Kiracı ve ev sahipleri arasındaki gerginliklerin arttığı bu dönemde mahkemelere taşınan kira davaları Yargıtay’a kadar uzanıyor. Yargıtay’ın verdiği yeni bir karar ise benzer durumlar için emsal niteliği taşıyor.
Kiracı, 10 yılı aşkın süredir oturduğu evde kalmaya devam etmek isterken, ev sahibinin “Oğlum Almanya’dan gelecek” gerekçesiyle tahliye talebiyle açtığı dava ilk derece mahkemesince reddedildi. Ancak konu Yargıtay’a taşındı.
İlk Derece Mahkemesi Kiracıyı Haklı Buldu
Ev sahibi, evi 2018 yılında satın aldığını ve oğlunun konut ihtiyacının ortaya çıktığını belirterek kiracının tahliyesini talep etti. Ancak ilk derece mahkemesi, ihtiyacın samimi olmadığı gerekçesiyle davayı reddetti.
Yargıtay Kararı Bozdu: İhtiyaç Gerçek ve Samimi
Yargıtay ise konuyu yeniden değerlendirdi ve ilk derece mahkemesinin hükmünün hatalı olduğunu tespit etti. Kararda, “Davanın süreci usule uygundur ve davacı konut ihtiyacını ispatlamıştır” denilerek temyiz başvurusu kabul edildi. Davanın kanun yararına sonuca etkili olmayacak şekilde bozulmasına oybirliğiyle karar verildi.
Yargıtay'dan Emsal Teşkil Edecek Gerekçeler
Yargıtay, tahliye davalarında konut ihtiyacının gerçek, samimi ve zorunlu olduğunun ispat edilmesi halinde ev sahibinin talebinin dikkate alınması gerektiğini vurguladı. “Oğlum gelecek, kızım evlenecek” gibi gerekçelerin mahkemelerce sıkça incelendiği ve ihtiyaç tespitinin dikkatle yapılması gerektiği ifade edildi.

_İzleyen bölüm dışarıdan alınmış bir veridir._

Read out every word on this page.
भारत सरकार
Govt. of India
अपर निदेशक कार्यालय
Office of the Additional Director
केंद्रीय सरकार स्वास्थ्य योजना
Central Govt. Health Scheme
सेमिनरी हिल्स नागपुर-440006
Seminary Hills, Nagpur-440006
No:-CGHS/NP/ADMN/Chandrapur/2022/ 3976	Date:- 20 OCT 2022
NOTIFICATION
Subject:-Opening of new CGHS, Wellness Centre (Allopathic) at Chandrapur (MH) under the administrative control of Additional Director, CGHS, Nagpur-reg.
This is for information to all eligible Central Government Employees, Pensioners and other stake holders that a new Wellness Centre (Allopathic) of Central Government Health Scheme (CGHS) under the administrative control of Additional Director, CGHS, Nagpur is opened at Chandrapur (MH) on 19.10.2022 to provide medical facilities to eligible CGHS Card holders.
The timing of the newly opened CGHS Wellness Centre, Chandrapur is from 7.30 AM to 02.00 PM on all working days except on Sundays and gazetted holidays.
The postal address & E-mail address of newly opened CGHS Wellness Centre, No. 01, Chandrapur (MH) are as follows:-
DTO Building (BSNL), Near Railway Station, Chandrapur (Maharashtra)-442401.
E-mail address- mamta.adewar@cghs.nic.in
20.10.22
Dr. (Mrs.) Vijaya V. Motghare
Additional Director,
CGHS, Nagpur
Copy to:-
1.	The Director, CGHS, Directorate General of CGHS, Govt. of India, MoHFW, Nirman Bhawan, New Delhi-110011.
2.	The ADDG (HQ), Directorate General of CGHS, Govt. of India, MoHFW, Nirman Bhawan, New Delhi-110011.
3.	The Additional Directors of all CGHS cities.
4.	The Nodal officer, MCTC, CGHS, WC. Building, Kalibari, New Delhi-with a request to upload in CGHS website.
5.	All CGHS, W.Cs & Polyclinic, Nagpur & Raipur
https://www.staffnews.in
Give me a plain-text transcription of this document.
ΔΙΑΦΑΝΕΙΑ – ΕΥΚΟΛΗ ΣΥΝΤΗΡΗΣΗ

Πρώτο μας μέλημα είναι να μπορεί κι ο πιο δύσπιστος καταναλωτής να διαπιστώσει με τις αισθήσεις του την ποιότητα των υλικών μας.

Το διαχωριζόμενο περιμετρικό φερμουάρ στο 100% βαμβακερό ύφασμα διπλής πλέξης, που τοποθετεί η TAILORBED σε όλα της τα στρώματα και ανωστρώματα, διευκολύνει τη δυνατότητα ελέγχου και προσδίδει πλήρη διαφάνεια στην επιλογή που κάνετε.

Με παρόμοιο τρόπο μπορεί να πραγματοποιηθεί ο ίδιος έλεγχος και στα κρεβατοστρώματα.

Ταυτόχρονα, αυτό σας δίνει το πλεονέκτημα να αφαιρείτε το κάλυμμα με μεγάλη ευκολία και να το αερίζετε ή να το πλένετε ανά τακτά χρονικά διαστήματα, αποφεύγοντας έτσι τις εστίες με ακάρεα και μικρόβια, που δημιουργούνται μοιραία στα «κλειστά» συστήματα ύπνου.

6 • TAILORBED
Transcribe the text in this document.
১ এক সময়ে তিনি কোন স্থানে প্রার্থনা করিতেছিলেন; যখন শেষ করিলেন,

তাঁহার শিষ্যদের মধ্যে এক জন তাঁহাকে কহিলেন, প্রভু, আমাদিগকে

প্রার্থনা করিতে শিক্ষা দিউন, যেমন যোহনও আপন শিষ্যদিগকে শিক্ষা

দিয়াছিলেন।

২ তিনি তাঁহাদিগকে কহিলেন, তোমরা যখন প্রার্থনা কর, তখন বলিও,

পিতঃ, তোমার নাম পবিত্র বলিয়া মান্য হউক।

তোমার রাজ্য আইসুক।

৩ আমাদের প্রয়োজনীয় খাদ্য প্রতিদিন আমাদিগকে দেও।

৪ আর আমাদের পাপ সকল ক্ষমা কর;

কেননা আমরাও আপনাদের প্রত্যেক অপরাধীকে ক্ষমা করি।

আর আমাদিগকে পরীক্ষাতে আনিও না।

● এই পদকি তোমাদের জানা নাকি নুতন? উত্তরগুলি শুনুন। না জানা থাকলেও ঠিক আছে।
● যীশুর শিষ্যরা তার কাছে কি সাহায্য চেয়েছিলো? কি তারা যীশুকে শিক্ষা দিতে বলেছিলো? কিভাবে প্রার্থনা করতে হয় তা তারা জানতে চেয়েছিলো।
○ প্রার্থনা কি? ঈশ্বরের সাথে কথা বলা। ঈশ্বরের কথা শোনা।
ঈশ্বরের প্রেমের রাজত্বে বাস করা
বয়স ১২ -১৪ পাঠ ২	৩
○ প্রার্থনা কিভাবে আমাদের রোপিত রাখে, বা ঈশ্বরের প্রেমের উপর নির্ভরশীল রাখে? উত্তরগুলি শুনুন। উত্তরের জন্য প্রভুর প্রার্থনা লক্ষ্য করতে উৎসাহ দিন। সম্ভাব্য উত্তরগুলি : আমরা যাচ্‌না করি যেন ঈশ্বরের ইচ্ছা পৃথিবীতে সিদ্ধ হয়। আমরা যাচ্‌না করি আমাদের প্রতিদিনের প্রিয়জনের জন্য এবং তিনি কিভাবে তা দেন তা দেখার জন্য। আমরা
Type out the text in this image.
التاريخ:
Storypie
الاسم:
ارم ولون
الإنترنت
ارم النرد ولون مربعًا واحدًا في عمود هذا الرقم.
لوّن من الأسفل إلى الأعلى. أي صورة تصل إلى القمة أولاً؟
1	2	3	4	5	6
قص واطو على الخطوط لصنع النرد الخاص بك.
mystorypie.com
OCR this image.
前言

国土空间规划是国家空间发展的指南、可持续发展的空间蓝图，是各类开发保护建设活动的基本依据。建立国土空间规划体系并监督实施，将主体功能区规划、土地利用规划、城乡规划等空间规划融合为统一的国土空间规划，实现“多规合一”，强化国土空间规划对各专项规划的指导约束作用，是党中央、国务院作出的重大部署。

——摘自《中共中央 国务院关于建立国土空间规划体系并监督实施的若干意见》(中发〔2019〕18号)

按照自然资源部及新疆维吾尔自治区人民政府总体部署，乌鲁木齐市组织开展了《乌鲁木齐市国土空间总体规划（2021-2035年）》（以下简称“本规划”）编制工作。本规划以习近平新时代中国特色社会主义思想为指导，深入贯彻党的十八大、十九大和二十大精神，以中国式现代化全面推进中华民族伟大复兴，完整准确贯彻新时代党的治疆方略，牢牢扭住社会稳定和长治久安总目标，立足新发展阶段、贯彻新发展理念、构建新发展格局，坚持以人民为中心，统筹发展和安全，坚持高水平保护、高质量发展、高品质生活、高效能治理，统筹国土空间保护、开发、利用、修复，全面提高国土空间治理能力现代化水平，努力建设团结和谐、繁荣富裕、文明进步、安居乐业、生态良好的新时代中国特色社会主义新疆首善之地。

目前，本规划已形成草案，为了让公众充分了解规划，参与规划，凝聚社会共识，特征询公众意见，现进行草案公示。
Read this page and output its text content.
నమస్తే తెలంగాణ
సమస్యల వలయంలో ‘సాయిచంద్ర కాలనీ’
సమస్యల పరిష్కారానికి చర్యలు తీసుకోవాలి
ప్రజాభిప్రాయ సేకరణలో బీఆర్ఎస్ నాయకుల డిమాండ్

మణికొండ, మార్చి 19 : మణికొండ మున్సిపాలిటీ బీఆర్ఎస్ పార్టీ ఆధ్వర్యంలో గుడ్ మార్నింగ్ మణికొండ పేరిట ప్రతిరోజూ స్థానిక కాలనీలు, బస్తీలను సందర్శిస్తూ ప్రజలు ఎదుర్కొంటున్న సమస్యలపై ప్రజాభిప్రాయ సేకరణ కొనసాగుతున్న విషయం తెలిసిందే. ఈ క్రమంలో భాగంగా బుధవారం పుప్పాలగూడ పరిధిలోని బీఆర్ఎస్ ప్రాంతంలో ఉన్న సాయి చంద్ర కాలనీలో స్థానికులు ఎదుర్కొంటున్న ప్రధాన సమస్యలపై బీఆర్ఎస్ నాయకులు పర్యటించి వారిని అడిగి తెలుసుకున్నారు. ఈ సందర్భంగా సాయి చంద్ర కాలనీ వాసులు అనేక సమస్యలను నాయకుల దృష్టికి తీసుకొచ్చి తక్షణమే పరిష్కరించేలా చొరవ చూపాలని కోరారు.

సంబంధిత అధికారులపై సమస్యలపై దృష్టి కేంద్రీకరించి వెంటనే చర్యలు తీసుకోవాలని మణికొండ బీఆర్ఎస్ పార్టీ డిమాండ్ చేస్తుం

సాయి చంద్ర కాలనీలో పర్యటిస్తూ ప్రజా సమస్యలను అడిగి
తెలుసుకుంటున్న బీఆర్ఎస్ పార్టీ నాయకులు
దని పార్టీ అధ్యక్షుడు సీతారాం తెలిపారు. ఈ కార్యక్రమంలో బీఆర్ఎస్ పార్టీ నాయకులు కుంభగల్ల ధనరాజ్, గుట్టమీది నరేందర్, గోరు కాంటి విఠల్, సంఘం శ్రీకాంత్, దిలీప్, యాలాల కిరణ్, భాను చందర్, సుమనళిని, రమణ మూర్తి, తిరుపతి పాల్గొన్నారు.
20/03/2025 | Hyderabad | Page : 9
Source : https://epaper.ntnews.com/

Kira Uyuşmazlıklarında Yargıtay'ın Rolü Artıyor
Artan kiralarla birlikte, kiracıların tahliyesi için dava süreçleri uzarken, ev sahipleri de mahkeme yoluyla haklarını aramaya devam ediyor. Yargıtay’ın bu gibi kararları, ilk derece mahkemelerinin hatalı kararlarını düzeltme işlevi görüyor.